De referir ainda a participação bastante positiva da população na acção Inside Out do artista francês JR, para a qual fotografámos e entrevistámos antigos trabalhadores das fábricas e que nos revelaram bastante do modo como se vivia e trabalhava naquela época.

Mais recentemente, com a intervenção do artista KRAM, que transformou uma parede cinzenta, completamente invisível para a cidade e para os transeuntes, num todo de muita cor, muitos foram os moradores que se aproximaram e nos confidenciaram que esta era a sua peça favorita.

Há outros projectos semelhantes para outras cidades?

Concretamente não existem todavia iniciativas projectadas para outras geografias, mas temos sido contactados por outras autarquias, que sensibilizadas pelo impacto positivo que este tipo de intervenção tem revelado na população e na reconversão da paisagem urbana em geral, se mostram interessadas em desenvolver / investir neste tipo de arte.

Este facto levou-nos já a começar a trabalhar na exportação do WOOL, algo que encaramos como o recriar do passado do universo fabril que homenageamos com o festival.

Que outros artistas gostariam que estivessem presentes neste projecto?

Como já referido anteriormente, o WOOL nasceu de uma forma bastante natural, como um convergir de vários factores e, no que refere aos artistas presentes, também aconteceu dessa forma.

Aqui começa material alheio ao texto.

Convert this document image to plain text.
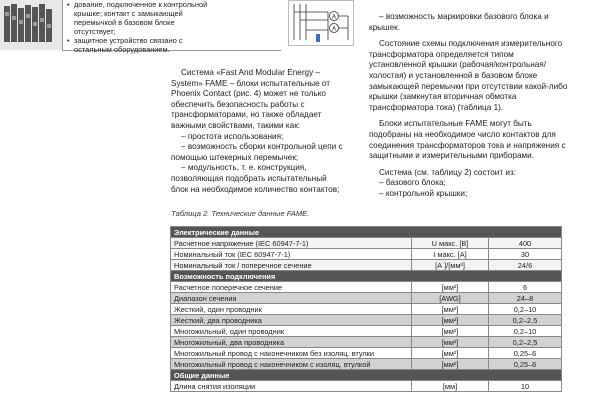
• дование, подключенное к контрольной крышке; контакт с замыкающей перемычкой в базовом блоке отсутствует;
• защитное устройство связано с остальным оборудованием.
A
A

Система «Fast And Modular Energy – System» FAME – блоки испытательные от Phoenix Contact (рис. 4) может не только обеспечить безопасность работы с трансформаторами, но также обладает важными свойствами, такими как:

– простота использования;

– возможность сборки контрольной цепи с помощью штекерных перемычек;

– модульность, т. е. конструкция, позволяющая подобрать испытательный блок на необходимое количество контактов;

– возможность маркировки базового блока и крышек.

Состояние схемы подключения измерительного трансформатора определяется типом установленной крышки (рабочая/контрольная/холостая) и установленной в базовом блоке замыкающей перемычки при отсутствии какой-либо крышки (замкнутая вторичная обмотка трансформатора тока) (таблица 1).

Блоки испытательные FAME могут быть подобраны на необходимое число контактов для соединения трансформаторов тока и напряжения с защитными и измерительными приборами.

Система (см. таблицу 2) состоит из:

– базового блока;

– контрольной крышки;

Таблица 2. Технические данные FAME.
Электрические данные		
Расчетное напряжение (IEC 60947-7-1)	U макс. [В]	400
Номинальный ток (IEC 60947-7-1)	I макс. [А]	30
Номинальный ток / поперечное сечение	[А ]/[мм²]	24/6
Возможность подключения		
Расчетное поперечное сечение	[мм²]	6
Диапазон сечения	[AWG]	24–8
Жесткий, один проводник	[мм²]	0,2–10
Жесткий, два проводника	[мм²]	0,2–2,5
Многожильный, один проводник	[мм²]	0,2–10
Многожильный, два проводника	[мм²]	0,2–2,5
Многожильный провод с наконечником без изоляц. втулки	[мм²]	0,25–6
Многожильный провод с наконечником с изоляц. втулкой	[мм²]	0,25–6
Общие данные		
Длина снятия изоляции	[мм]	10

Apreciadores e seguidores do trabalho de todos eles há já muitos anos, com os quais tínhamos o prazer de já conviver e inclusive combinado visitas à nossa cidade para ‘deixar qualquer coisita por aqui’, podemos dizer que foi algo fácil obter respostas positivas ao convite oficial para integrar a 1ª edição do WOOL.

Tudo o que se revelou / divulgou durante a presença dos artistas nos vários eventos, a recepção aos artistas, a cidade, enquanto espaço histórico, espacial e potencial, o ambiente de trabalho, o acolhimento caloroso de toda a população, os meios de trabalho, podemos dizer, o WOOL no seu todo, surpreendentemente foi captado por quem o ‘via’ pelos mais diversos meios.

E o que pudemos constatar, para além do apoio constante a esta iniciativa que surge dos mais variados quadrantes e que se mantém até hoje, foi a aceitação imediata dos convites endereçados aos artistas (os 4 do topo da lista) que pretendemos ter connosco na 2º edição do WOOL, tanto os nacionais como os estrangeiros.

Obviamente não podemos revelar os seus nomes, mas o cartaz promete manter o nível de qualidade artística da edição anterior, mantendo o mesmo formato: 4 eventos, 4 artistas (2 portugueses e 2 estrangeiros), 4 técnicas, resultando sempre numa peça mural e numa actividade paralela didáctico-pedagógica (workshop ou palestra).